Allora esordiente,  pare che Busi non abbia affatto disdegnato né il sole siciliano, né la genialità della giuria, ancor meno il premio in denaro. Oggi, oggi che ha un nome, che ha pubblicato diversi libri più o meno controversi, che ha partecipato programmi televisivi illustri e pregni di cultura come “Maurizio Costanzo Show”, “Amici di Maria De Filippi”, “L’Isola dei Famosi” e “Stasera che Sera!” di Barbara d’Urso, il premio Mondello non rientra nei suoi interessi, nonostante sia stato responsabile, nel lontano 1984 del successo della sua prima opera “Seminario sulla gioventù”, che non era per nulla stato apprezzato dal pubblico ed era stato accolto con appena un po’ più di interesse dalla critica.
La cosa non può che lasciar perplessi, soprattutto perché di fronte a un premio letterario, L’isola dei famosi mi sembra molto più degradante.
 
In ogni caso, pare che l’Isola dei Famosi andasse bene, il premio Mondello no, perché, come si legge nella stessa famosa nota, l’iniziativa- il Premio Mondello assegnatogli- non era altro che il tentativo di “amene località turistiche in vena di patina culturale per animare a buon mercato stanche sere d’estate”.
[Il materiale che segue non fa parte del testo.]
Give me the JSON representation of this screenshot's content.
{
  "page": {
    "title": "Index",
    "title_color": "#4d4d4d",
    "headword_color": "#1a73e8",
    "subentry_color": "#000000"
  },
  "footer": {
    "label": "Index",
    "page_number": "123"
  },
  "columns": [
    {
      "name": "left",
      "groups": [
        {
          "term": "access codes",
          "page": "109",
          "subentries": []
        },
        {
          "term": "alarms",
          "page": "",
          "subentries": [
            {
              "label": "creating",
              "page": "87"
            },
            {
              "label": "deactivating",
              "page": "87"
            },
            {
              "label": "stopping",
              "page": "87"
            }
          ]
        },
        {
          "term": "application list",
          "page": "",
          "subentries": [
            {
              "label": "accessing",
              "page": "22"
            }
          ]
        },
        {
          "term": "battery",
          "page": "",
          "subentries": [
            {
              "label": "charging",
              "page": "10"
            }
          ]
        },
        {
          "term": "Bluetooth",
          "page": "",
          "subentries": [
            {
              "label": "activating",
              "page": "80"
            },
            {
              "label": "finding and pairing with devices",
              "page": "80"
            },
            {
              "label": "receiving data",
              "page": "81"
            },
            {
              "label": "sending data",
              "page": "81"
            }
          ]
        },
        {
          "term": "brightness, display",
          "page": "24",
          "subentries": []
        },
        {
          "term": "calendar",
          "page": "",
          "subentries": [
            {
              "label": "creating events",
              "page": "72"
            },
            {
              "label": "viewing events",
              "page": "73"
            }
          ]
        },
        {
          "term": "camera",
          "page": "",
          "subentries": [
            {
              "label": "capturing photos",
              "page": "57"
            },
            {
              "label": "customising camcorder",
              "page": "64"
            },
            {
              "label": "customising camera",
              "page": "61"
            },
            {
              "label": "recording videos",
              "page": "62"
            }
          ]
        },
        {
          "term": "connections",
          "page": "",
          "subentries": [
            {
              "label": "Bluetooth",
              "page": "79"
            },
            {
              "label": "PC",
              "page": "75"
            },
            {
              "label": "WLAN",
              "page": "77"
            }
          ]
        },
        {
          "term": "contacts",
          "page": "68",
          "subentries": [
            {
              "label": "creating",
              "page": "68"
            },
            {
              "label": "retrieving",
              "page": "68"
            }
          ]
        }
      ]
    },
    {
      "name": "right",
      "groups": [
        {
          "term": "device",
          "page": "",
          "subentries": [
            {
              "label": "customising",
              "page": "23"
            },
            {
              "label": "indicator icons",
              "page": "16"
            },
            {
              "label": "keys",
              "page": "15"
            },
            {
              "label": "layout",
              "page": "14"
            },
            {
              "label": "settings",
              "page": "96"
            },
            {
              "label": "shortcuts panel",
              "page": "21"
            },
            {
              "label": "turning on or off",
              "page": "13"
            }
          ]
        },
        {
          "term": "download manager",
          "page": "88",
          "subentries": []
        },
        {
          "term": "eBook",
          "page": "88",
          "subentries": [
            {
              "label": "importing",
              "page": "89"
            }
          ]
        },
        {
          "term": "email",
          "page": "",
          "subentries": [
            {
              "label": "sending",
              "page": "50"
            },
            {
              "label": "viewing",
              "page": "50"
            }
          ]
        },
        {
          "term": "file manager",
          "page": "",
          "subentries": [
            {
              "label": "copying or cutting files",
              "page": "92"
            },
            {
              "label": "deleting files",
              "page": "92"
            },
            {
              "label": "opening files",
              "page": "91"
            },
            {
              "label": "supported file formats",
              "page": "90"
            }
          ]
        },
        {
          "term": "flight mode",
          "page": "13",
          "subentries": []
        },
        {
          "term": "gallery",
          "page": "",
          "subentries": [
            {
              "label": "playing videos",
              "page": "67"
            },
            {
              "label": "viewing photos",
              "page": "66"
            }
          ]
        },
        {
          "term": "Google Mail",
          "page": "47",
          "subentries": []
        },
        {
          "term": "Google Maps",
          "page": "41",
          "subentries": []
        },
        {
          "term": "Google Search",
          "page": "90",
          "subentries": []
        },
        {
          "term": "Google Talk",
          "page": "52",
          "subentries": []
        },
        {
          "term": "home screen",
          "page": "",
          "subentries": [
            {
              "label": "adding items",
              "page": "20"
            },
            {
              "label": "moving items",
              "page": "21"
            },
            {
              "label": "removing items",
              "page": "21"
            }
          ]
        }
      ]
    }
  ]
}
 In parole povere, Aldo Busi ritiene che l’organizzazione del Premio intendesse fregiarsi della sua presenza e non il contrario. A questo punto, ci sarebbe da chiedersi…e se anche fosse? Non sarebbe dimostrazione di riconoscenza e di magnanimità, ammesso e non concesso sia così, concedere un po’ della propria fama a chi ha portato alla ribalta la propria opera d’esordio?
Sarà che la finale del Premio Strega ha assorbito tutte le sue attenzioni? Sarà che il premio Mondello è sacrificabile per far parlare un po’ di sé e, di conseguenza, del libro candidato al Premio Strega? Sarà che è nella natura di Busi andare un po’ sempre controcorrente?
Di tutta questa storia, si può dire solamente che si poteva evitare. Un premio letterario è pur sempre un premio e, per uno scrittore, veder premiata la sua creazione dovrebbe essere sempre e comunque un onore e una gioia, lungi da intenti che non siano volte condividere e promuovere quelli che sono i moti dell’anima.